Arwen has an associated YouTube channel so visit www.YouTube.com/c/plymouthwelshboy to find our most recent cruises and click subscribe.
On this blog you will find posts about dinghy cruising locations, accounts of our voyages, maintenance tips and 'How to's' ranging from rigging standing lug sails and building galley boxes to using 'anchor buddies' and creating 'pilotage notes'. I hope you find something that inspires you to get out on the water in your boat. Drop us a comment and happy sailing.
Steve and Arwen

Wednesday 11 January 2012

a wonderful surprise................

My family got together last week with the family of my close friend. We (the adults) are teachers; the children are the same ages and we have known each other for nearly twenty one years! We get on well and enjoy each others company. My friend is my sailing partner - he got me into boat building when he handed over a partially completed 'Highlander' which needed fitting out and painting. That was my first boat 'Pugwash'. I loved that boat and we pottered around Plymouth Sound. It was my fishing boat - I never bothered to build the mast, centreboard case etc. I just used it as a fishing dinghy with my old tohatsu 3.5 hp engine hanging off the side. It was taking life in your hands at times. It only had a 14" high freeboard; and out in a swell - life got interesting if you stood up. On one occasion I caught a bass and nearly joined it in the briny when trying to lift it out of the water with a net.

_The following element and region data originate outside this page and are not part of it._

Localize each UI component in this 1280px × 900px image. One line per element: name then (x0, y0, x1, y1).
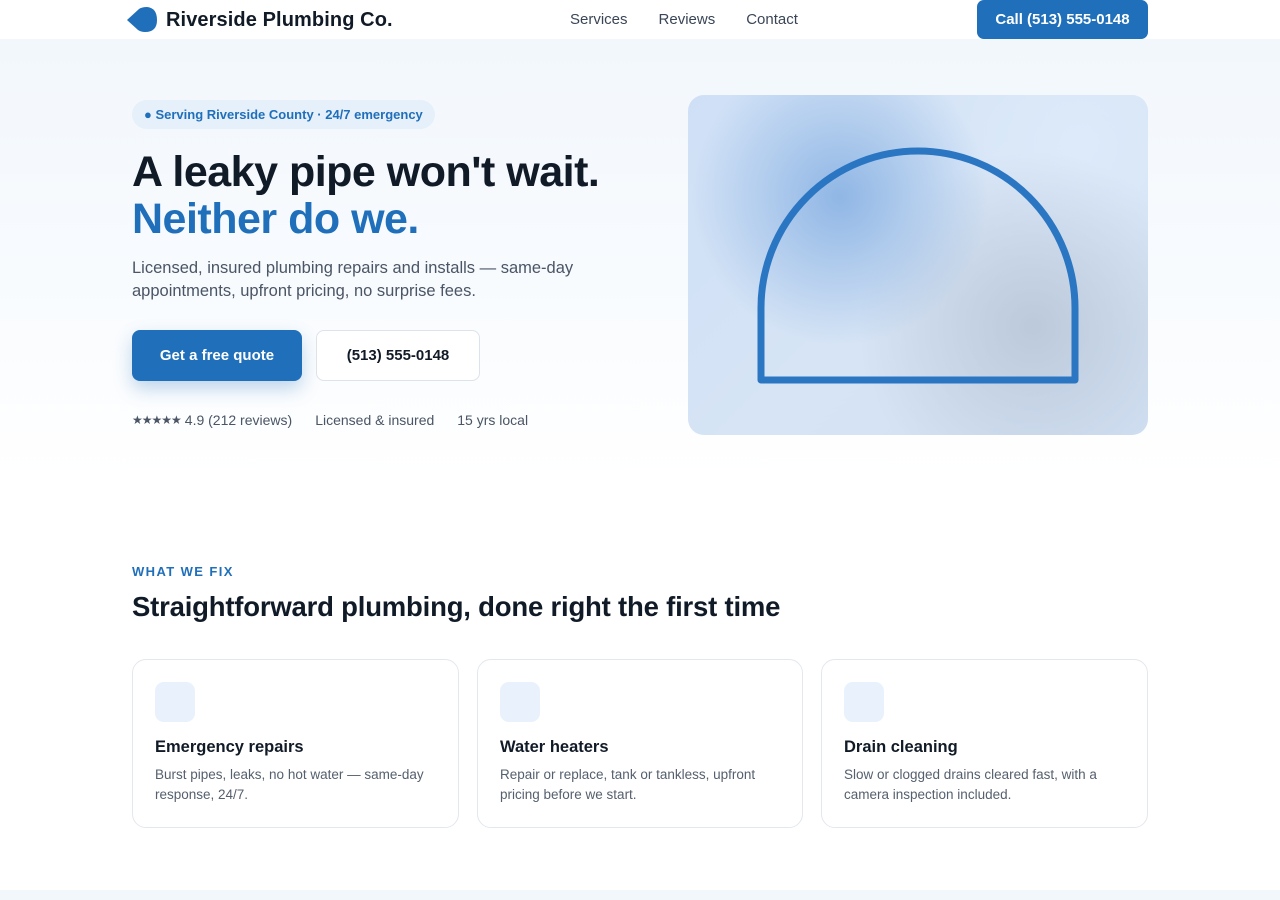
card-title: Emergency repairs (155, 738, 304, 756)
drain-icon (844, 682, 884, 722)
nav-link-reviews[interactable]: Reviews (659, 10, 716, 30)
emergency-icon (155, 682, 195, 722)
licensed-text: Licensed & insured (315, 412, 435, 428)
top-nav: Riverside Plumbing Co. Services Reviews … (0, 0, 1280, 39)
call-button[interactable]: Call (513) 555-0148 (977, 0, 1148, 39)
hero-description: Licensed, insured plumbing repairs and i… (132, 259, 574, 300)
nav-link-contact[interactable]: Contact (746, 10, 798, 30)
arch-pipe-icon (757, 147, 1079, 384)
hero-section: ● Serving Riverside County · 24/7 emerge… (0, 39, 1280, 479)
phone-button[interactable]: (513) 555-0148 (316, 330, 480, 381)
water-drop-icon (126, 7, 158, 33)
card-text: Burst pipes, leaks, no hot water — same-… (155, 767, 424, 802)
years-local-text: 15 yrs local (457, 412, 529, 428)
rating-stars-icon: ★★★★★ (132, 413, 182, 427)
service-card-drain-cleaning[interactable]: Drain cleaning Slow or clogged drains cl… (821, 659, 1148, 828)
card-title: Water heaters (500, 738, 609, 756)
card-title: Drain cleaning (844, 738, 958, 756)
section-eyebrow: WHAT WE FIX (132, 564, 234, 579)
hero-headline-accent: Neither do we. (132, 195, 419, 243)
hero-headline: A leaky pipe won't wait. (132, 148, 600, 196)
service-card-emergency[interactable]: Emergency repairs Burst pipes, leaks, no… (132, 659, 459, 828)
get-quote-button[interactable]: Get a free quote (132, 330, 302, 381)
nav-link-services[interactable]: Services (570, 10, 628, 30)
service-card-water-heaters[interactable]: Water heaters Repair or replace, tank or… (477, 659, 803, 828)
brand[interactable]: Riverside Plumbing Co. (126, 6, 393, 34)
next-section-edge (0, 890, 1280, 900)
service-cards: Emergency repairs Burst pipes, leaks, no… (132, 659, 1148, 828)
service-area-badge: ● Serving Riverside County · 24/7 emerge… (132, 100, 435, 129)
trust-bar: ★★★★★ 4.9 (212 reviews) Licensed & insur… (132, 412, 528, 428)
water-heater-icon (500, 682, 540, 722)
nav-links: Services Reviews Contact (570, 10, 829, 30)
card-text: Repair or replace, tank or tankless, upf… (500, 767, 756, 802)
card-text: Slow or clogged drains cleared fast, wit… (844, 767, 1097, 802)
hero-illustration (688, 95, 1148, 435)
rating-text: 4.9 (212 reviews) (184, 412, 293, 428)
brand-name: Riverside Plumbing Co. (166, 8, 393, 31)
section-title: Straightforward plumbing, done right the… (132, 591, 781, 622)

Anyway I'm digressing. My friend - my sailing buddy, sailing mentor and sailing instructor (he's very experienced, owned several small boats and handles Arwen far better than me!!) surprised me last week by presenting me with a new red hard backed log book for Arwen. I'm really chuffed! Up to now I record voyages on the blog in general details and I briefly summarise the voyage in an RYA logbook which is getting tatty.

Now this new log book - well - what can I say - it has everything! there are pages for waypoint lists, serial numbers of my equipment (outboard to VHF radio); a visitors page and an very useful page on buoyage because I keep forgetting which side of cardinal buoy points to go on!

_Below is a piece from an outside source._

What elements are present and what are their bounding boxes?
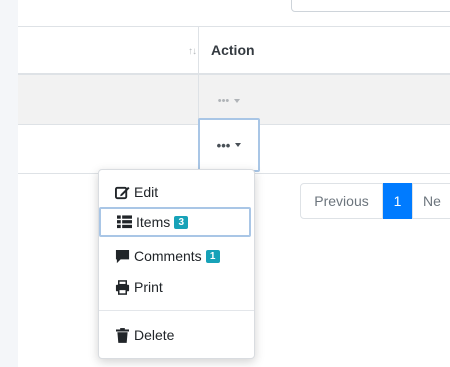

The actual log pages are very detailed. There are sections of tides and weather forecast updates (nicely arranged into sea areas, wind now, wind later, weather, sea state and visibility). The main page is columns (time, course steered, log reading (haven't got one of them on Arwen), wind speed (need one of those hand held windy things - anemometers), latitude, longitude, barometer (nope missing one of them too); tide adjustments and then a wide column at the end for log narrative). Each page has plenty of space to write on.

It was a really nice kind gesture and now I'm faced with a dilemma - should I back date it i.e. fill in all my entries from the old RYA paper log book (which are thin on detail) or should I just start the new red log book from 2012?

Umm! decisions, decisions! How much time do I have; what's the point of copying it all out again (although it makes nice reading); can I just elastic band in the old book to the inside cover of the new one?

i think I'm leaning to finding a way of inserting the old log book by gluing it to the back inside cover. The trailer tickets which I get each time I visit QAB I also keep in an envelope and I could glue those into the inside front cover. in this way everything including my dinghy certificates are all inside the new red book - a perfect solution!

Did I say Arwen and I are really chuffed to have a new shiny red log book from our good friend?